Mark Wadsworth said...

Well that's the thing.

A 'sense of community' is important. But the few fraudsters, postal voting fraud, NHS tourists etc, destroy the 'sense of community' for others.

I am aware these things are statistically irrelevant and do not really bother me, but they bother other people a lot.

So in some ways, ID requirements enhance the sense of community (you know that all votes cast are legit; that there is less NHS freeloading) as much as they reduce it (when a bureaucrat who knows you personally demands photo ID).

Clearly, shops asking for proof of age if you want to buy booze or fags is ridiculous, but those are private operators, and the 16-year old chancer's cash is as good as mine at the fags counter, fair play to the lad or lass for trying. I'd object if the same 16-year old rocked up at the polling station and cast a vote.

Curmudgeon said...

Shouldn't the need for voter ID be judged on an assessment of the level of electoral fraud rather than being seen as an absolute. I presume you're not advocating scrapping it in Northern Ireland?

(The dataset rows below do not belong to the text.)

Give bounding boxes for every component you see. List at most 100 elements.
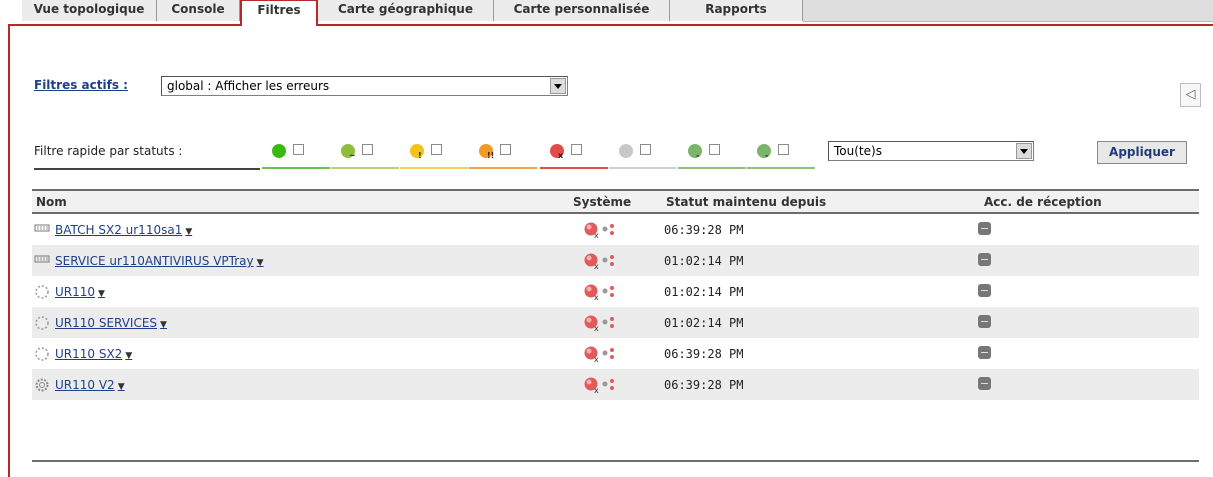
object-name-link[interactable]: UR110 V2 ▼ (55, 378, 125, 392)
acknowledge-icon[interactable] (978, 315, 991, 328)
tab-geographic-map[interactable]: Carte géographique (318, 0, 494, 21)
tab-bar: Vue topologique Console Filtres Carte gé… (0, 0, 1213, 26)
gear-icon (34, 377, 50, 392)
quick-filter-label: Filtre rapide par statuts : (34, 144, 183, 158)
tab-custom-map[interactable]: Carte personnalisée (494, 0, 670, 21)
object-name-text: BATCH SX2 ur110sa1 (55, 223, 183, 237)
status-color-bar (262, 167, 330, 169)
status-filter-item (609, 141, 677, 169)
status-checkbox[interactable] (500, 144, 511, 155)
table-bottom-border (32, 460, 1199, 462)
status-checkbox[interactable] (640, 144, 651, 155)
acknowledge-icon[interactable] (978, 346, 991, 359)
table-row[interactable]: UR110 SERVICES ▼ x 01:02:14 PM (32, 307, 1199, 338)
dropdown-arrow-icon[interactable]: ▼ (118, 382, 125, 392)
status-scope-select[interactable]: Tou(te)s (828, 141, 1034, 161)
status-warning-icon: ~ (341, 144, 356, 160)
system-status-critical-icon: x (582, 221, 624, 240)
dropdown-arrow-icon[interactable]: ▼ (125, 351, 132, 361)
object-name-text: UR110 V2 (55, 378, 115, 392)
object-name-link[interactable]: UR110 SERVICES ▼ (55, 316, 167, 330)
object-name-link[interactable]: UR110 ▼ (55, 285, 105, 299)
host-dotted-icon (34, 284, 50, 299)
status-color-bar (540, 167, 608, 169)
table-row[interactable]: BATCH SX2 ur110sa1 ▼ x 06:39:28 PM (32, 214, 1199, 245)
status-filter-item: ~ (331, 141, 399, 169)
speaker-icon[interactable]: ◁ (1180, 83, 1201, 107)
status-checkbox[interactable] (571, 144, 582, 155)
acknowledge-icon[interactable] (978, 284, 991, 297)
acknowledge-icon[interactable] (978, 377, 991, 390)
status-major-icon: !! (479, 144, 494, 160)
svg-text:x: x (594, 386, 599, 394)
column-name[interactable]: Nom (36, 195, 67, 209)
status-mark: x (558, 151, 564, 160)
status-filter-item: x (540, 141, 608, 169)
status-unknown-icon (619, 144, 633, 158)
quick-filter-underline (34, 168, 260, 170)
status-scope-value: Tou(te)s (834, 144, 882, 158)
svg-text:x: x (594, 293, 599, 301)
table-row[interactable]: UR110 ▼ x 01:02:14 PM (32, 276, 1199, 307)
host-dotted-icon (34, 346, 50, 361)
host-dotted-icon (34, 315, 50, 330)
dropdown-arrow-icon[interactable]: ▼ (185, 227, 192, 237)
dropdown-arrow-icon[interactable]: ▼ (160, 320, 167, 330)
status-unmanaged-icon: - (757, 144, 771, 160)
status-color-bar (747, 167, 815, 169)
system-status-critical-icon: x (582, 345, 624, 364)
status-since-time: 01:02:14 PM (664, 316, 744, 330)
object-name-link[interactable]: BATCH SX2 ur110sa1 ▼ (55, 223, 192, 237)
status-filter-item: ! (400, 141, 468, 169)
acknowledge-icon[interactable] (978, 222, 991, 235)
status-color-bar (331, 167, 399, 169)
status-since-time: 01:02:14 PM (664, 285, 744, 299)
tab-console[interactable]: Console (157, 0, 240, 21)
chevron-down-icon (550, 78, 566, 94)
acknowledge-icon[interactable] (978, 253, 991, 266)
status-since-time: 06:39:28 PM (664, 223, 744, 237)
system-status-critical-icon: x (582, 376, 624, 395)
column-system[interactable]: Système (573, 195, 631, 209)
dropdown-arrow-icon[interactable]: ▼ (257, 258, 264, 268)
status-checkbox[interactable] (778, 144, 789, 155)
table-row[interactable]: SERVICE ur110ANTIVIRUS VPTray ▼ x 01:02:14 … (32, 245, 1199, 276)
batch-icon (34, 222, 50, 234)
active-filters-label[interactable]: Filtres actifs : (34, 78, 128, 92)
tab-topology-view[interactable]: Vue topologique (22, 0, 157, 21)
object-name-text: UR110 SERVICES (55, 316, 158, 330)
svg-text:x: x (594, 231, 599, 239)
dropdown-arrow-icon[interactable]: ▼ (98, 289, 105, 299)
status-checkbox[interactable] (431, 144, 442, 155)
table-row[interactable]: UR110 V2 ▼ x 06:39:28 PM (32, 369, 1199, 400)
status-filter-item: - (747, 141, 815, 169)
status-color-bar (678, 167, 746, 169)
status-checkbox[interactable] (709, 144, 720, 155)
system-status-critical-icon: x (582, 314, 624, 333)
table-row[interactable]: UR110 SX2 ▼ x 06:39:28 PM (32, 338, 1199, 369)
column-acknowledged[interactable]: Acc. de réception (984, 195, 1102, 209)
object-name-text: SERVICE ur110ANTIVIRUS VPTray (55, 254, 254, 268)
status-checkbox[interactable] (293, 144, 304, 155)
object-name-text: UR110 (55, 285, 96, 299)
object-name-link[interactable]: SERVICE ur110ANTIVIRUS VPTray ▼ (55, 254, 264, 268)
object-name-link[interactable]: UR110 SX2 ▼ (55, 347, 132, 361)
tab-filters[interactable]: Filtres (240, 0, 318, 26)
active-filter-select[interactable]: global : Afficher les erreurs (161, 76, 568, 96)
status-mark: ! (418, 151, 422, 160)
system-status-critical-icon: x (582, 283, 624, 302)
tab-reports[interactable]: Rapports (670, 0, 803, 21)
svg-text:x: x (594, 355, 599, 363)
status-maintenance-icon: - (688, 144, 702, 160)
svg-text:x: x (594, 324, 599, 332)
apply-button[interactable]: Appliquer (1097, 141, 1187, 164)
table-header: Nom Système Statut maintenu depuis Acc. … (32, 189, 1199, 214)
status-color-bar (400, 167, 468, 169)
chevron-down-icon (1016, 143, 1032, 159)
status-mark: - (696, 151, 700, 160)
system-status-critical-icon: x (582, 252, 624, 271)
status-ok-icon (272, 144, 286, 158)
status-checkbox[interactable] (362, 144, 373, 155)
column-status-since[interactable]: Statut maintenu depuis (666, 195, 826, 209)
tab-bar-filler (803, 0, 1213, 22)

Although I'd say the abuse of postal voting is a much bigger problem in Great Britain.

Anonymous said...

Ah, Northern Ireland - the place which originated the truthful old slogan "Vote Early and Vote Often".

Now replaced in some parts of the UK mainland by "Vote Postal, Vote Proxy and Vote Often".

(The names of those parts are not provided here in order to avoid addressing sensitive issues - sleeping dogs do enjoy a good lie-down, apparently).